As discovered on 11.1-RELEASE-p9 and present on -p10, reassembled packets over 4k are silently dropped by in-kernel NAT. Patch based on suggestion of Andrey V. Elsukov supplied. Cause identified by Andrey V. Elsukov on the freebsd-net and freebsd-ipfw lists on 2018-06-13 as being due to buffer allocation limits in the in-kernel implementation of libalias. "The kernel version of libalias uses m_megapullup() function to make single contiguous buffer. m_megapullup() uses m_get2() function to allocate mbuf of appropriate size. If size of packet greater than 4k it will fail. So, if you use MTU greater than 4k or if after fragments reassembly you get a packet with length greater than 4k, ipfw_nat() function will drop this packet." Additional communication on those lists by Andrey suggested a patch might resolve this issue.

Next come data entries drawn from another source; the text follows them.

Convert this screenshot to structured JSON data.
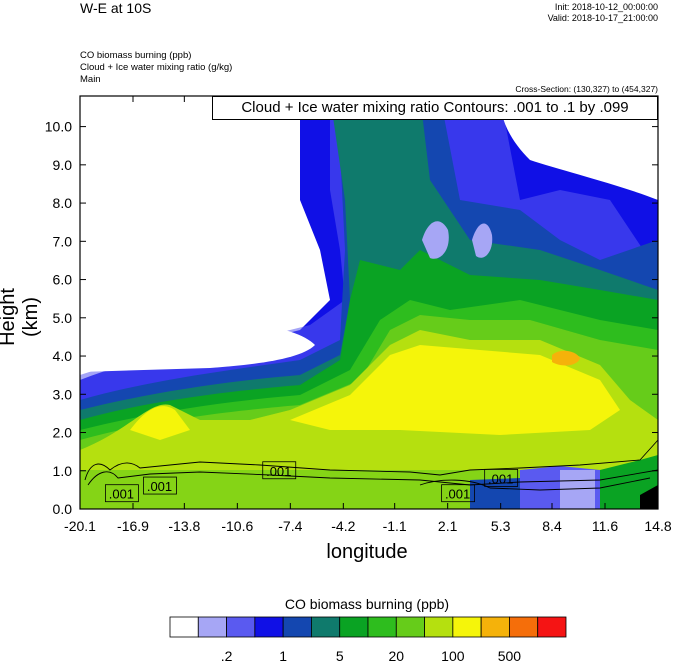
{
  "header": {
    "title": "W-E at 10S",
    "init": "Init: 2018-10-12_00:00:00",
    "valid": "Valid: 2018-10-17_21:00:00",
    "fields": [
      "CO biomass burning   (ppb)",
      "Cloud + Ice water mixing ratio   (g/kg)",
      "Main"
    ],
    "cross_section": "Cross-Section: (130,327) to (454,327)"
  },
  "contour_info": "Cloud + Ice water mixing ratio Contours: .001 to .1 by .099",
  "colorbar": {
    "title": "CO biomass burning  (ppb)",
    "labels": [
      ".2",
      "1",
      "5",
      "20",
      "100",
      "500"
    ],
    "colors": [
      "#ffffff",
      "#a6a6f5",
      "#5a5af0",
      "#1010e6",
      "#1447b0",
      "#0f7a6c",
      "#0aa323",
      "#2ebd1e",
      "#66cc1a",
      "#b5e00f",
      "#f5f50a",
      "#f5b20a",
      "#f56e0a",
      "#f51414"
    ]
  },
  "chart_data": {
    "type": "heatmap",
    "title": "W-E at 10S",
    "xlabel": "longitude",
    "ylabel": "Height (km)",
    "xticks": [
      "-20.1",
      "-16.9",
      "-13.8",
      "-10.6",
      "-7.4",
      "-4.2",
      "-1.1",
      "2.1",
      "5.3",
      "8.4",
      "11.6",
      "14.8"
    ],
    "yticks": [
      "0.0",
      "1.0",
      "2.0",
      "3.0",
      "4.0",
      "5.0",
      "6.0",
      "7.0",
      "8.0",
      "9.0",
      "10.0"
    ],
    "xlim": [
      -20.1,
      14.8
    ],
    "ylim": [
      0,
      10.8
    ],
    "contour_labels": [
      ".001",
      ".001",
      ".001",
      ".001",
      ".001"
    ]
  }
}
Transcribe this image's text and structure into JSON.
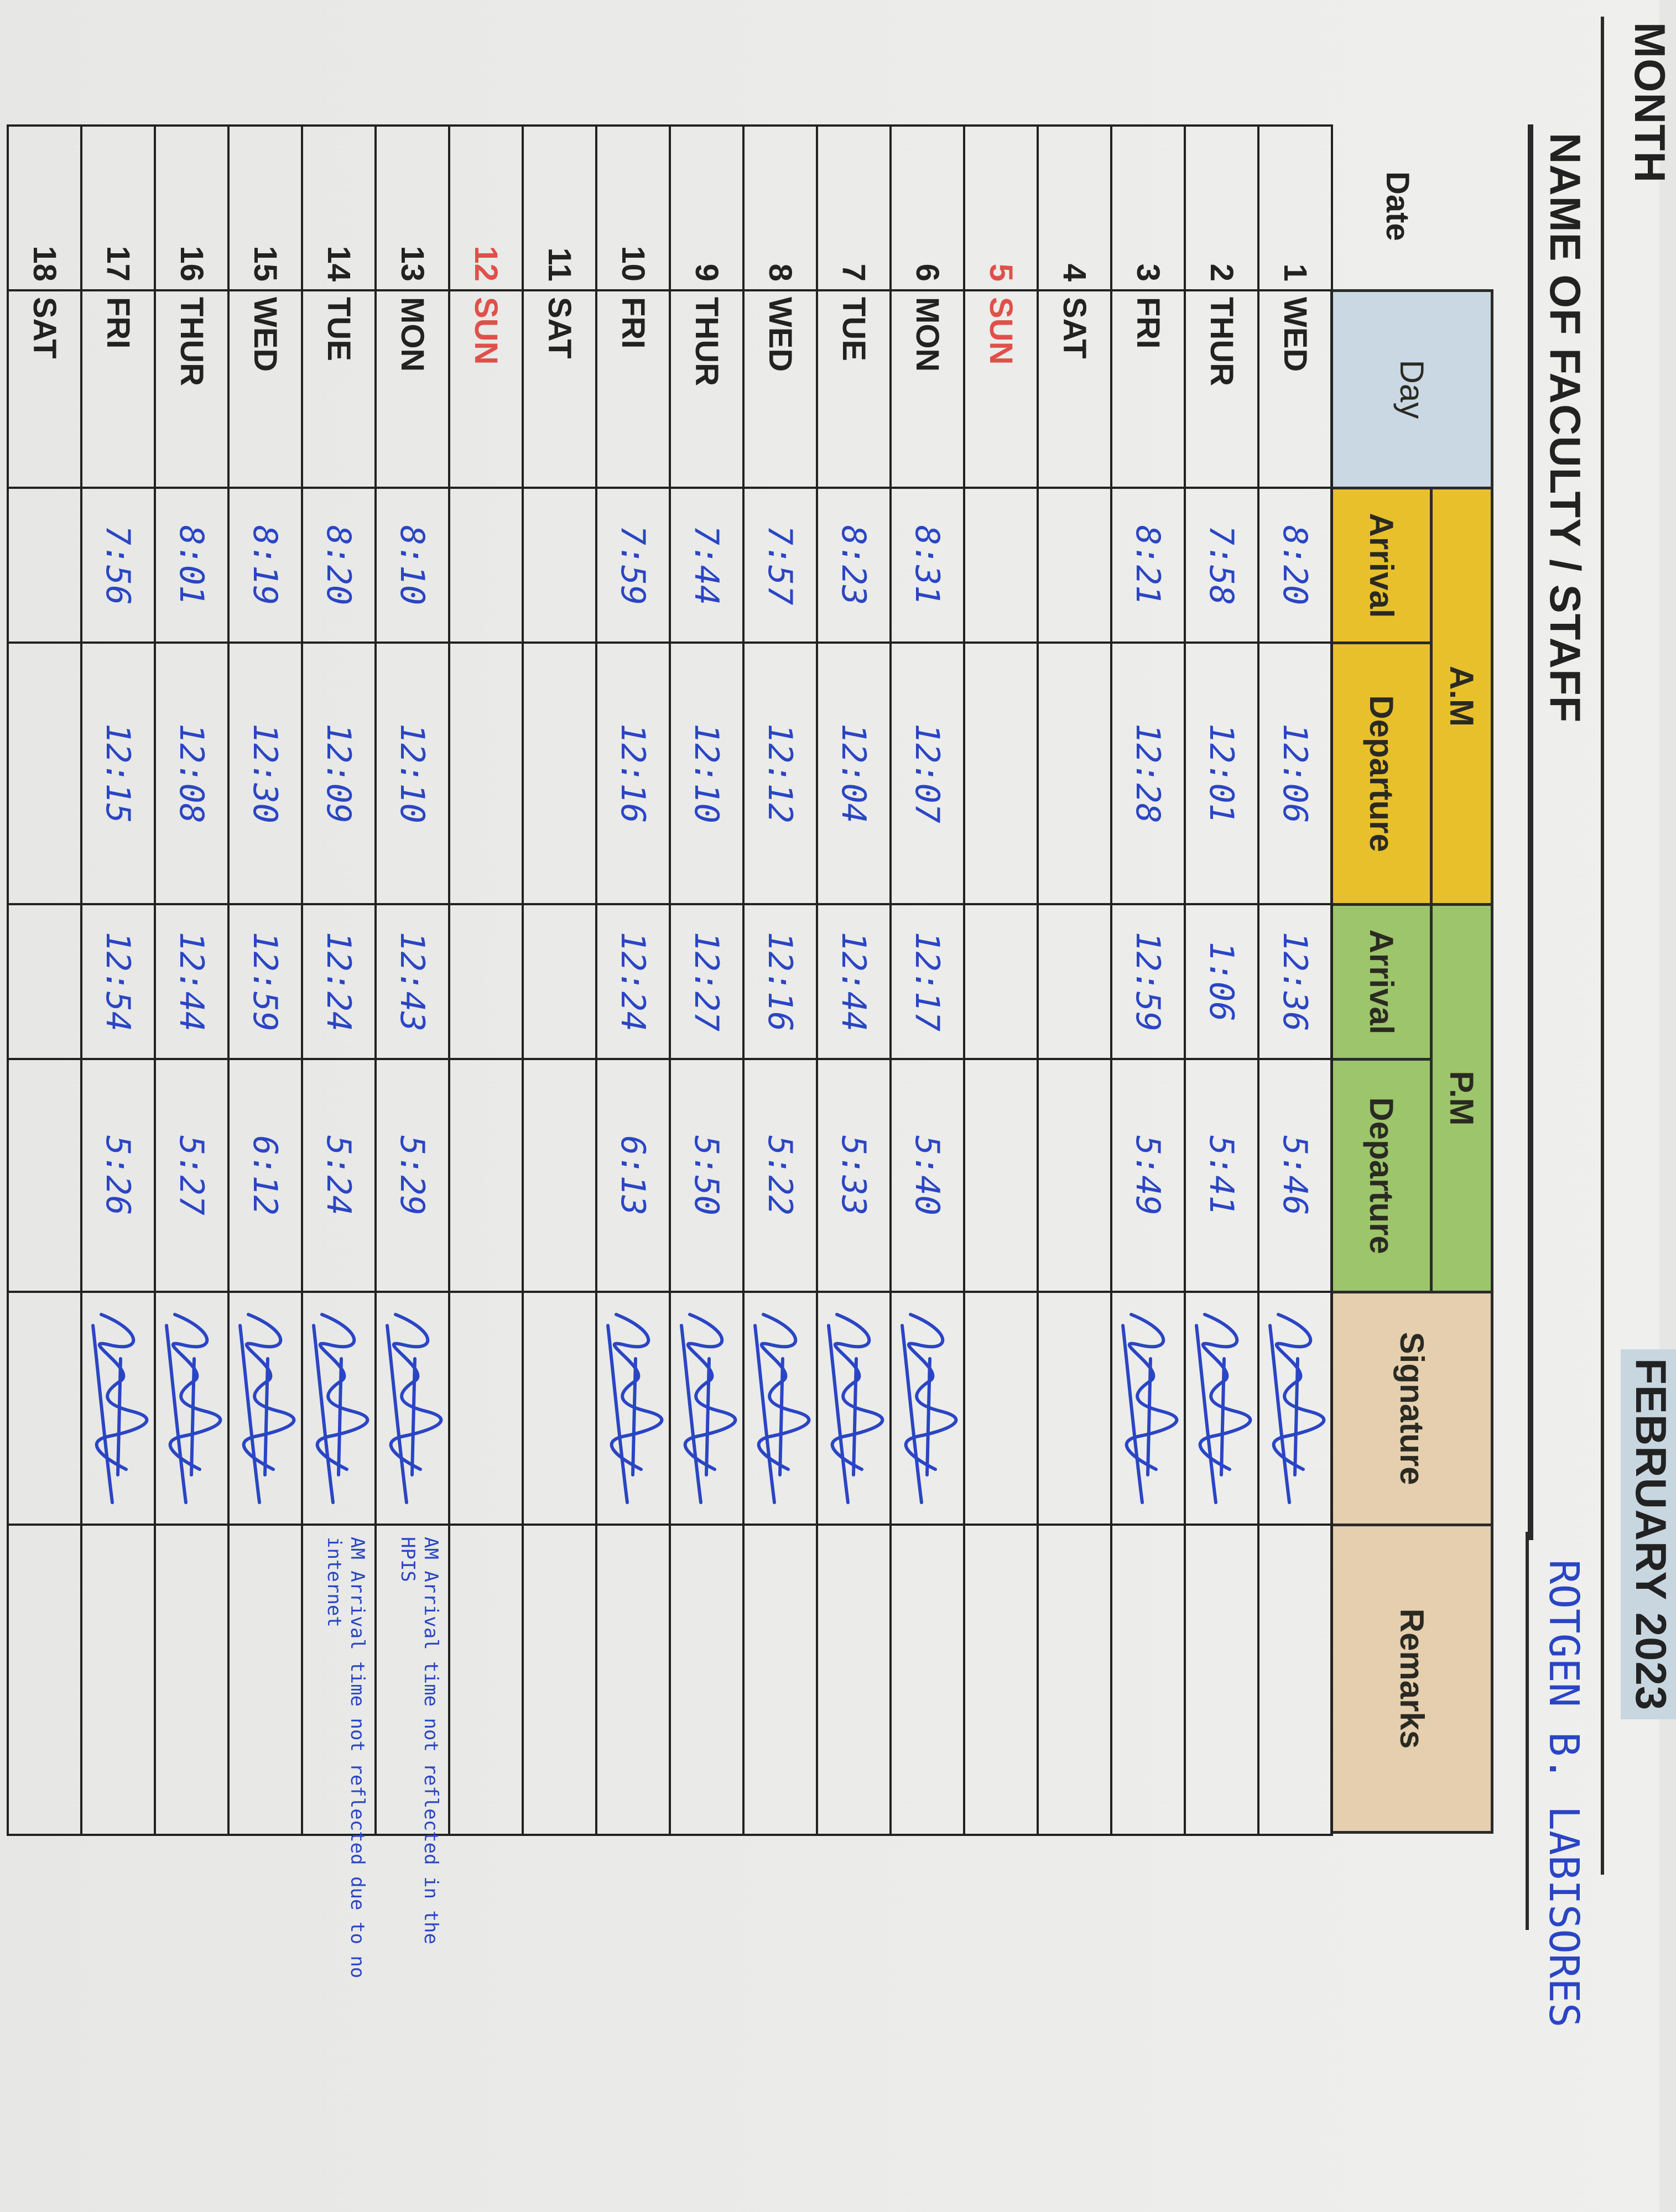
{
  "header": {
    "month_label": "MONTH",
    "month_value": "FEBRUARY 2023",
    "name_label": "NAME OF FACULTY / STAFF",
    "name_value": "ROTGEN B. LABISORES"
  },
  "table": {
    "date_label": "Date",
    "day_label": "Day",
    "am_label": "A.M",
    "pm_label": "P.M",
    "am_arrival_label": "Arrival",
    "am_departure_label": "Departure",
    "pm_arrival_label": "Arrival",
    "pm_departure_label": "Departure",
    "signature_label": "Signature",
    "remarks_label": "Remarks"
  },
  "colors": {
    "day_header": "#c9d8e2",
    "am_header": "#e8c02c",
    "pm_header": "#9dc56b",
    "signature_header": "#e5cfae",
    "sunday_text": "#e0504a",
    "ink": "#2a45c4"
  },
  "rows": [
    {
      "date": "1",
      "day": "WED",
      "am_arrival": "8:20",
      "am_departure": "12:06",
      "pm_arrival": "12:36",
      "pm_departure": "5:46",
      "signed": true,
      "remarks": ""
    },
    {
      "date": "2",
      "day": "THUR",
      "am_arrival": "7:58",
      "am_departure": "12:01",
      "pm_arrival": "1:06",
      "pm_departure": "5:41",
      "signed": true,
      "remarks": ""
    },
    {
      "date": "3",
      "day": "FRI",
      "am_arrival": "8:21",
      "am_departure": "12:28",
      "pm_arrival": "12:59",
      "pm_departure": "5:49",
      "signed": true,
      "remarks": ""
    },
    {
      "date": "4",
      "day": "SAT",
      "am_arrival": "",
      "am_departure": "",
      "pm_arrival": "",
      "pm_departure": "",
      "signed": false,
      "remarks": ""
    },
    {
      "date": "5",
      "day": "SUN",
      "am_arrival": "",
      "am_departure": "",
      "pm_arrival": "",
      "pm_departure": "",
      "signed": false,
      "remarks": ""
    },
    {
      "date": "6",
      "day": "MON",
      "am_arrival": "8:31",
      "am_departure": "12:07",
      "pm_arrival": "12:17",
      "pm_departure": "5:40",
      "signed": true,
      "remarks": ""
    },
    {
      "date": "7",
      "day": "TUE",
      "am_arrival": "8:23",
      "am_departure": "12:04",
      "pm_arrival": "12:44",
      "pm_departure": "5:33",
      "signed": true,
      "remarks": ""
    },
    {
      "date": "8",
      "day": "WED",
      "am_arrival": "7:57",
      "am_departure": "12:12",
      "pm_arrival": "12:16",
      "pm_departure": "5:22",
      "signed": true,
      "remarks": ""
    },
    {
      "date": "9",
      "day": "THUR",
      "am_arrival": "7:44",
      "am_departure": "12:10",
      "pm_arrival": "12:27",
      "pm_departure": "5:50",
      "signed": true,
      "remarks": ""
    },
    {
      "date": "10",
      "day": "FRI",
      "am_arrival": "7:59",
      "am_departure": "12:16",
      "pm_arrival": "12:24",
      "pm_departure": "6:13",
      "signed": true,
      "remarks": ""
    },
    {
      "date": "11",
      "day": "SAT",
      "am_arrival": "",
      "am_departure": "",
      "pm_arrival": "",
      "pm_departure": "",
      "signed": false,
      "remarks": ""
    },
    {
      "date": "12",
      "day": "SUN",
      "am_arrival": "",
      "am_departure": "",
      "pm_arrival": "",
      "pm_departure": "",
      "signed": false,
      "remarks": ""
    },
    {
      "date": "13",
      "day": "MON",
      "am_arrival": "8:10",
      "am_departure": "12:10",
      "pm_arrival": "12:43",
      "pm_departure": "5:29",
      "signed": true,
      "remarks": "AM Arrival time not reflected in the HPIS"
    },
    {
      "date": "14",
      "day": "TUE",
      "am_arrival": "8:20",
      "am_departure": "12:09",
      "pm_arrival": "12:24",
      "pm_departure": "5:24",
      "signed": true,
      "remarks": "AM Arrival time not reflected due to no internet"
    },
    {
      "date": "15",
      "day": "WED",
      "am_arrival": "8:19",
      "am_departure": "12:30",
      "pm_arrival": "12:59",
      "pm_departure": "6:12",
      "signed": true,
      "remarks": ""
    },
    {
      "date": "16",
      "day": "THUR",
      "am_arrival": "8:01",
      "am_departure": "12:08",
      "pm_arrival": "12:44",
      "pm_departure": "5:27",
      "signed": true,
      "remarks": ""
    },
    {
      "date": "17",
      "day": "FRI",
      "am_arrival": "7:56",
      "am_departure": "12:15",
      "pm_arrival": "12:54",
      "pm_departure": "5:26",
      "signed": true,
      "remarks": ""
    },
    {
      "date": "18",
      "day": "SAT",
      "am_arrival": "",
      "am_departure": "",
      "pm_arrival": "",
      "pm_departure": "",
      "signed": false,
      "remarks": ""
    }
  ]
}
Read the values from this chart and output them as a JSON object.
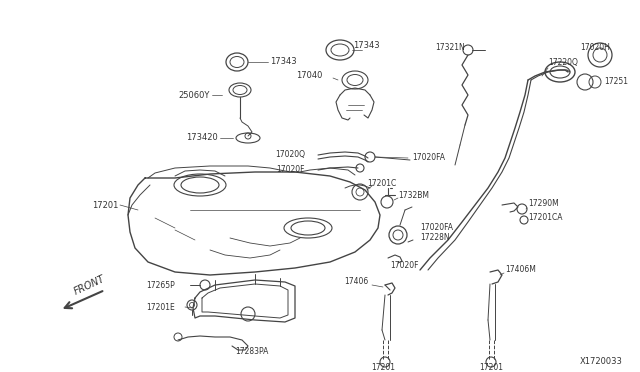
{
  "bg_color": "#ffffff",
  "line_color": "#444444",
  "text_color": "#333333",
  "diagram_id": "X1720033",
  "figsize": [
    6.4,
    3.72
  ],
  "dpi": 100,
  "xlim": [
    0,
    640
  ],
  "ylim": [
    0,
    372
  ]
}
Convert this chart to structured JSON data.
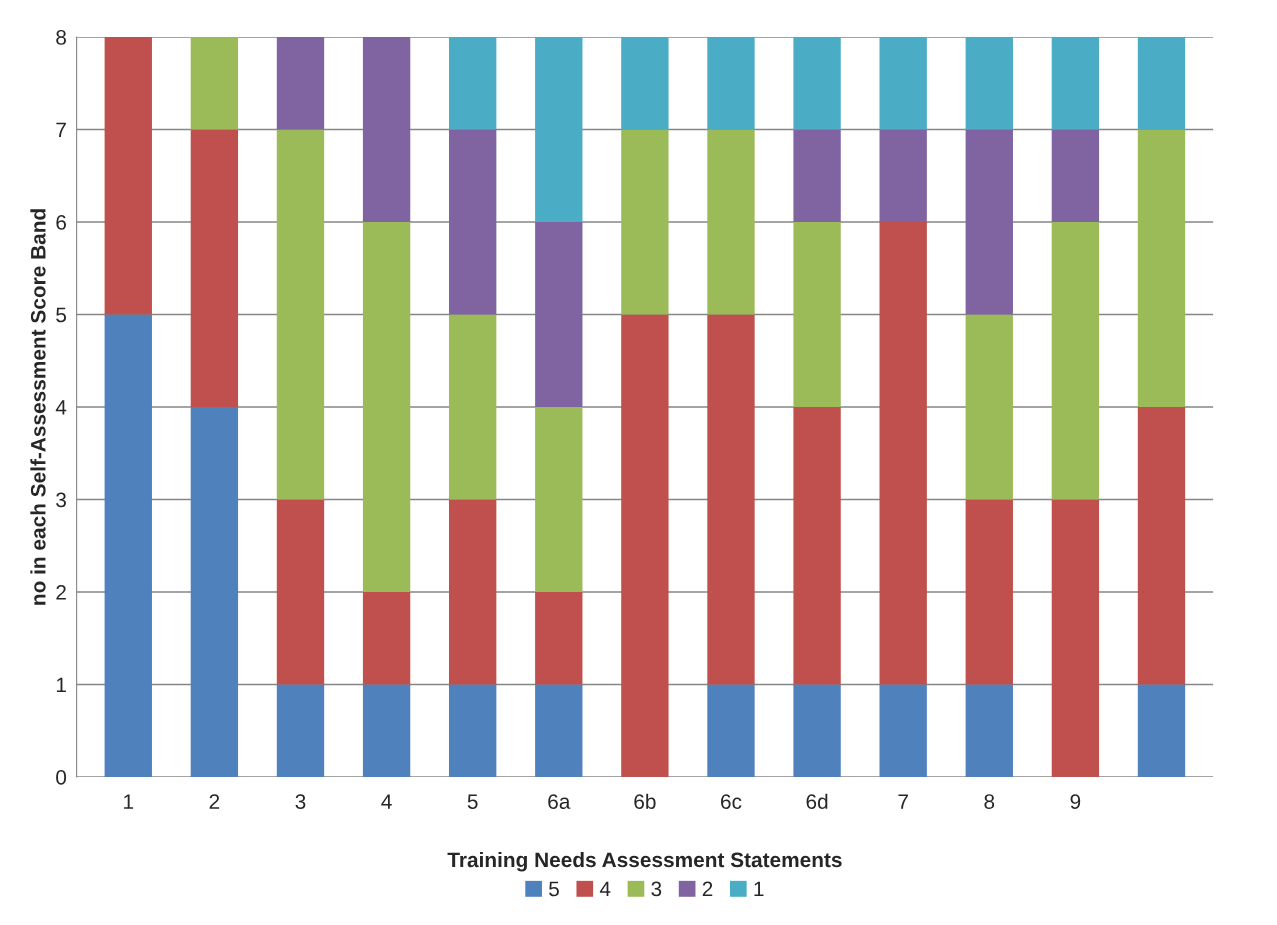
{
  "chart_data": {
    "type": "bar",
    "stacked": true,
    "xlabel": "Training Needs Assessment Statements",
    "ylabel": "no in each Self-Assessment Score Band",
    "categories": [
      "1",
      "2",
      "3",
      "4",
      "5",
      "6a",
      "6b",
      "6c",
      "6d",
      "7",
      "8",
      "9",
      null
    ],
    "series": [
      {
        "name": "5",
        "color": "#4f81bd",
        "values": [
          5,
          4,
          1,
          1,
          1,
          1,
          0,
          1,
          1,
          1,
          1,
          0,
          1
        ]
      },
      {
        "name": "4",
        "color": "#c0504d",
        "values": [
          3,
          3,
          2,
          1,
          2,
          1,
          5,
          4,
          3,
          5,
          2,
          3,
          3
        ]
      },
      {
        "name": "3",
        "color": "#9bbb59",
        "values": [
          0,
          1,
          4,
          4,
          2,
          2,
          2,
          2,
          2,
          0,
          2,
          3,
          3
        ]
      },
      {
        "name": "2",
        "color": "#8064a2",
        "values": [
          0,
          0,
          1,
          2,
          2,
          2,
          0,
          0,
          1,
          1,
          2,
          1,
          0
        ]
      },
      {
        "name": "1",
        "color": "#4bacc6",
        "values": [
          0,
          0,
          0,
          0,
          1,
          2,
          1,
          1,
          1,
          1,
          1,
          1,
          1
        ]
      }
    ],
    "ylim": [
      0,
      8
    ],
    "yticks": [
      0,
      1,
      2,
      3,
      4,
      5,
      6,
      7,
      8
    ],
    "grid": "y",
    "legend": "bottom"
  }
}
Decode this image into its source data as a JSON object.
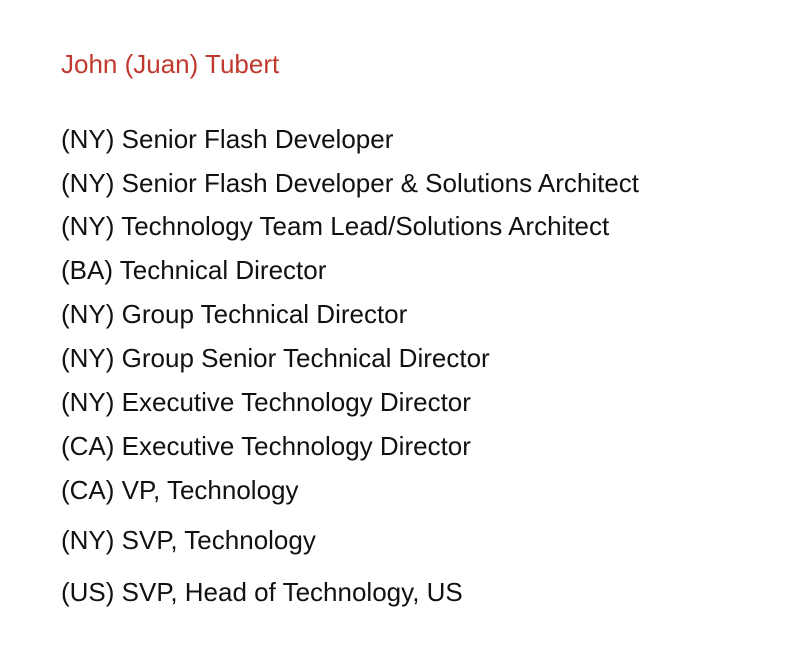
{
  "person": {
    "name": "John (Juan) Tubert",
    "name_color": "#c0392f"
  },
  "roles": [
    "(NY) Senior Flash Developer",
    "(NY) Senior Flash Developer & Solutions Architect",
    "(NY) Technology Team Lead/Solutions Architect",
    "(BA) Technical Director",
    "(NY) Group Technical Director",
    "(NY) Group Senior Technical Director",
    "(NY) Executive Technology Director",
    "(CA) Executive Technology Director",
    "(CA) VP, Technology",
    "(NY) SVP, Technology",
    "(US) SVP, Head of Technology, US"
  ]
}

The following is his code, I take no credit for it. Tested and "works for me" on kernel sources from 11.1-RELEASE-p10 and GENERIC kernconf. /usr/src/sys/netinet/libalias]$ diff -u alias.c.orig alias.c 8< --- alias.c.orig 2017-07-20 16:42:02.000000000 -0700 +++ alias.c 2018-06-13 15:41:46.862121000 -0700 @@ -1758,7 +1758,14 @@ if (m->m_next == NULL && M_WRITABLE(m)) return (m); - mcl = m_get2(len, M_NOWAIT, MT_DATA, M_PKTHDR); + if (len <= MJUMPAGESIZE) + mcl = m_get2(len, M_NOWAIT, MT_DATA, M_PKTHDR); + else if (len <= MJUM9BYTES) + mcl = m_getjcl(M_NOWAIT, MT_DATA, M_PKTHDR, MJUM9BYTES); + else if (len <= MJUM16BYTES) + mcl = m_getjcl(M_NOWAIT, MT_DATA, M_PKTHDR, MJUM16BYTES); + else + goto bad; if (mcl == NULL) goto bad; m_align(mcl, len); >8 Additional details on the situation that highlighted this can be found at https://forums.freebsd.org/threads/in-kernel-nat-dropping-large-udp-return-packets.66262/
Relates to documentation issue #229003
Created attachment 194242 [details] Possible patch from suggestion of Andrey V. Elsukov
A commit references this bug: Author: ae Date: Thu Jun 14 11:15:40 UTC 2018 New revision: 335133 URL: https://svnweb.freebsd.org/changeset/base/335133 Log: In m_megapullup() use m_getjcl() to allocate 9k or 16k mbuf when requested. It is better to try allocate a big mbuf, than just silently drop a big packet. A better solution could be reworking of libalias modules to be able use m_copydata()/m_copyback() instead of requiring the single contiguous buffer. PR: 229006 MFC after: 1 week Changes: head/sys/netinet/libalias/alias.c
Some historical context: https://lists.freebsd.org/pipermail/svn-src-head/2013-March/045721.html Due to discussion thread after this commit: https://lists.freebsd.org/pipermail/svn-src-head/2013-March/045643.html
A commit references this bug: Author: ae Date: Thu Jun 21 10:51:25 UTC 2018 New revision: 335473 URL: https://svnweb.freebsd.org/changeset/base/335473 Log: MFC r335133: In m_megapullup() use m_getjcl() to allocate 9k or 16k mbuf when requested. It is better to try allocate a big mbuf, than just silently drop a big packet. A better solution could be reworking of libalias modules to be able use m_copydata()/m_copyback() instead of requiring the single contiguous buffer. PR: 229006 Changes: _U stable/11/ stable/11/sys/netinet/libalias/alias.c
A commit references this bug: Author: ae Date: Thu Jun 21 11:24:21 UTC 2018 New revision: 335474 URL: https://svnweb.freebsd.org/changeset/base/335474 Log: MFC r335133: In m_megapullup() use m_getjcl() to allocate 9k or 16k mbuf when requested. It is better to try allocate a big mbuf, than just silently drop a big packet. A better solution could be reworking of libalias modules to be able use m_copydata()/m_copyback() instead of requiring the single contiguous buffer. PR: 229006 Changes: _U stable/10/ stable/10/sys/netinet/libalias/alias.c
Fixed in head/, stable/11 and stable/10. Thanks!
Tested on a patched kernel sourced from FreeBSD 11.1-p11. Can confirm there is a significant improvement in network speeds and no packets are dropped. I'd like to request an Errata Notice so to include it in the next security update.